The present invention relates generally to the making of wire harness, and more particularly to a combination of automated and manual techniques that provide circuit and process versatility and otherwise effective control of the manufacturing process.
The assembly of wire harnesses, particularly those of complex design such as found in automobiles, is typically labor intensive in an environment where quality requirements have become increasingly stringent. As a result, harness manufacturers look to automated assembly techniques as a way to reduce the incidence of random manufacturing defects.
Generally, wire harness manufacturers have been relatively slow to embrace automated processing as an answer to the difficult task of complying with rigorous quality standards. Most of this reluctance can be traced directly to the high number of process variables (e.g., wire gauge, wire length, wire color, wire marking, terminal type, connector type, etc. ), and the flexible, locationally unpredictable nature of wire itself, i.e., a wire can bend and/or twist such that its length dimension changes.
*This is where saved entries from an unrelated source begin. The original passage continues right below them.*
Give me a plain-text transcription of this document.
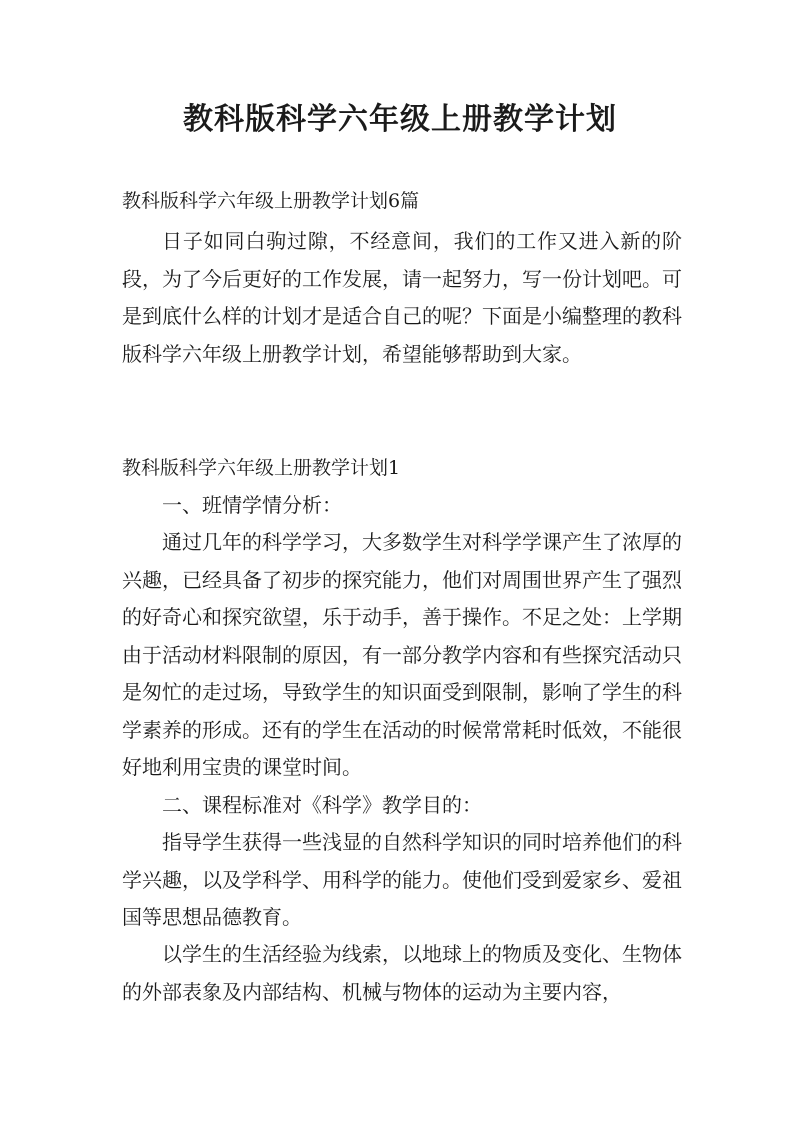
教科版科学六年级上册教学计划

教科版科学六年级上册教学计划6篇

日子如同白驹过隙，不经意间，我们的工作又进入新的阶段，为了今后更好的工作发展，请一起努力，写一份计划吧。可是到底什么样的计划才是适合自己的呢？下面是小编整理的教科版科学六年级上册教学计划，希望能够帮助到大家。

教科版科学六年级上册教学计划1

一、班情学情分析：

通过几年的科学学习，大多数学生对科学学课产生了浓厚的兴趣，已经具备了初步的探究能力，他们对周围世界产生了强烈的好奇心和探究欲望，乐于动手，善于操作。不足之处：上学期由于活动材料限制的原因，有一部分教学内容和有些探究活动只是匆忙的走过场，导致学生的知识面受到限制，影响了学生的科学素养的形成。还有的学生在活动的时候常常耗时低效，不能很好地利用宝贵的课堂时间。

二、课程标准对《科学》教学目的：

指导学生获得一些浅显的自然科学知识的同时培养他们的科学兴趣，以及学科学、用科学的能力。使他们受到爱家乡、爱祖国等思想品德教育。

以学生的生活经验为线索，以地球上的物质及变化、生物体的外部表象及内部结构、机械与物体的运动为主要内容，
The resultant variety of assembly process characteristics, coupled with shifting volume demand and design features for automotive harness, make automated wire harness assembly a formidable challenge.
Automated wiring harness assembly of automotive harness, such as ignition harness, has been undertaken, but success has not always been attainable. The flexibility necessary to adapt to the multitude of process, design and demand variables has not readily been realized. In addition, there is a need for automated apparatus to be integrated and harmonized with peripheral manual assembly operations.